The 2003 decadal survey’s statement of task from NASA called for prioritized missions binned in small, medium, and large categories with respective costs of less than $325 million, less than $650 million, and more than $650 million in then-year dollars. That survey prioritized Mars missions separately from missions to other solar system destinations. The present report provides status updates for the missions recommended in the 2003 survey.

Non-Mars Mission Priorities in 2003


In the 2003 planetary science survey the only large mission identified was Europa Geophysical Explorer: a spacecraft to orbit Europa and determine the nature and depth of the subsurface ocean postulated to exist beneath Europa’s ice shell. Although much planning has occurred, the mission has not been initiated.
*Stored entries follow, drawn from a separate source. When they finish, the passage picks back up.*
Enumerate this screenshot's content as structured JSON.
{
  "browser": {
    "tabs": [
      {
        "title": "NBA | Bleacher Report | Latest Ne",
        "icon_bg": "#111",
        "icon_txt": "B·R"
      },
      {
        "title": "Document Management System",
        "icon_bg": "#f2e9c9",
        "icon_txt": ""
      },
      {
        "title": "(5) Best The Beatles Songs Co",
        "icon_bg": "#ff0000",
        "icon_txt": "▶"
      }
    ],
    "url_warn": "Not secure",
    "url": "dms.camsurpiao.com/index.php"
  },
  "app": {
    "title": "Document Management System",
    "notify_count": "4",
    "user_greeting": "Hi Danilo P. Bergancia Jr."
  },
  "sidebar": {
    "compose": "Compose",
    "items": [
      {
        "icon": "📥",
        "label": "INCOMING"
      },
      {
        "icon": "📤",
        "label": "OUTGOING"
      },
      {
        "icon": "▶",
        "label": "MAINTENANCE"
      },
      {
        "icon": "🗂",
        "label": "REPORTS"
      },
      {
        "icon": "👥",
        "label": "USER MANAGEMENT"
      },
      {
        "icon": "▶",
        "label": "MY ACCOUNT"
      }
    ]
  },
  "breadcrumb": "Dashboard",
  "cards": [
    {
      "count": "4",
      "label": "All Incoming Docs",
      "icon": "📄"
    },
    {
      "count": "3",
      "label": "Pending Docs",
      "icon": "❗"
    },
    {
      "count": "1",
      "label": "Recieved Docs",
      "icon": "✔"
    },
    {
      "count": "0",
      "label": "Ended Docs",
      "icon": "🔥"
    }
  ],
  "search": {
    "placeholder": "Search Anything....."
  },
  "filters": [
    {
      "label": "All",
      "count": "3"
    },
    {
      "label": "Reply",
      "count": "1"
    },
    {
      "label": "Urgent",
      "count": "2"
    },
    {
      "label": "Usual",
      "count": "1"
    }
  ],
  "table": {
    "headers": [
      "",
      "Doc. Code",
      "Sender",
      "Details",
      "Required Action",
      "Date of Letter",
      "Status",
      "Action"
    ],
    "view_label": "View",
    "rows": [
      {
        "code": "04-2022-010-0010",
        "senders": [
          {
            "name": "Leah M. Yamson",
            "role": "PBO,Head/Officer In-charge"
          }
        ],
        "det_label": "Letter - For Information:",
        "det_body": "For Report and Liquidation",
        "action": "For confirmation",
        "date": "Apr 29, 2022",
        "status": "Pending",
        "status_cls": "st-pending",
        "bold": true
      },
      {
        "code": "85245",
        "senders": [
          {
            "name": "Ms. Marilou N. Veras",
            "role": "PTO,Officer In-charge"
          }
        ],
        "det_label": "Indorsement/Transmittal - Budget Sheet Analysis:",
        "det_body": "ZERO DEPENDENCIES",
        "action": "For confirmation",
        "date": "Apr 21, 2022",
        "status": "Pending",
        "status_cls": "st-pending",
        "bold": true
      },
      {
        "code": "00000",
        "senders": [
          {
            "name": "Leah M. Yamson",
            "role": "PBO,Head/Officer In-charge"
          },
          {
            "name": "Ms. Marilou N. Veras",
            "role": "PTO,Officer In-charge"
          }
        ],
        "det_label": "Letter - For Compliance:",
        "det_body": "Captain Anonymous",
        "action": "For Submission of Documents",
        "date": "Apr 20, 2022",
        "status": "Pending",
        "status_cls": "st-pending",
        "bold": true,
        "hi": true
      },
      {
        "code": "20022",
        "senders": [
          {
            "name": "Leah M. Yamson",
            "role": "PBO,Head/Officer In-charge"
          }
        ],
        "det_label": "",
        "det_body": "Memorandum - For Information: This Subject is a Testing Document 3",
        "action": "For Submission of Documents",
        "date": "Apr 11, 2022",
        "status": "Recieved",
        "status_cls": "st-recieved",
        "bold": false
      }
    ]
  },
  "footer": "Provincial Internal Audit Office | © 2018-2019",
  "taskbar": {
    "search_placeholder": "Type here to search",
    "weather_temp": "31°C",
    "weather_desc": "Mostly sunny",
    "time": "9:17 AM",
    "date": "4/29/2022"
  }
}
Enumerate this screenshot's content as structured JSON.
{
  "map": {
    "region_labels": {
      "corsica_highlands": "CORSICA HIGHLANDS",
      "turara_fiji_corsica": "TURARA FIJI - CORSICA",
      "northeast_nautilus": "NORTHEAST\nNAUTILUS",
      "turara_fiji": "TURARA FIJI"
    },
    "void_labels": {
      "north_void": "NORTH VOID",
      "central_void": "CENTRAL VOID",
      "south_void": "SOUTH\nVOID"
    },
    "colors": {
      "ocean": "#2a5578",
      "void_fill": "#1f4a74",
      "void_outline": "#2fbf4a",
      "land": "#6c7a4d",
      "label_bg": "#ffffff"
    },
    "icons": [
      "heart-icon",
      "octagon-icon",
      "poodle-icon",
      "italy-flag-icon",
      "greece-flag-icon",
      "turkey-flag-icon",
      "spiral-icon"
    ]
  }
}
Current efforts focus on implementing this mission in the context of a joint NASA-ESA Europa Jupiter System Mission (Chapters 8 and 9).


The 2003 planetary science decadal survey identified five medium-class initiatives to collectively initiate the competitively selected line of New Frontiers missions. These initiatives were, in priority order:

1. Kuiper Belt-Pluto Explorer—a mission to perform the initial spacecraft reconnaissance of the Pluto/Charon system as well as one or more other Kuiper belt objects. This mission is currently being implemented as the New Horizons mission launched in 2006 and scheduled to reach Pluto in 2015 (Figure 1.1). Subsequently, the spacecraft will be redirected so that it passes near to at least one additional Kuiper belt object, as was recommended in the 2003 planetary science decadal survey.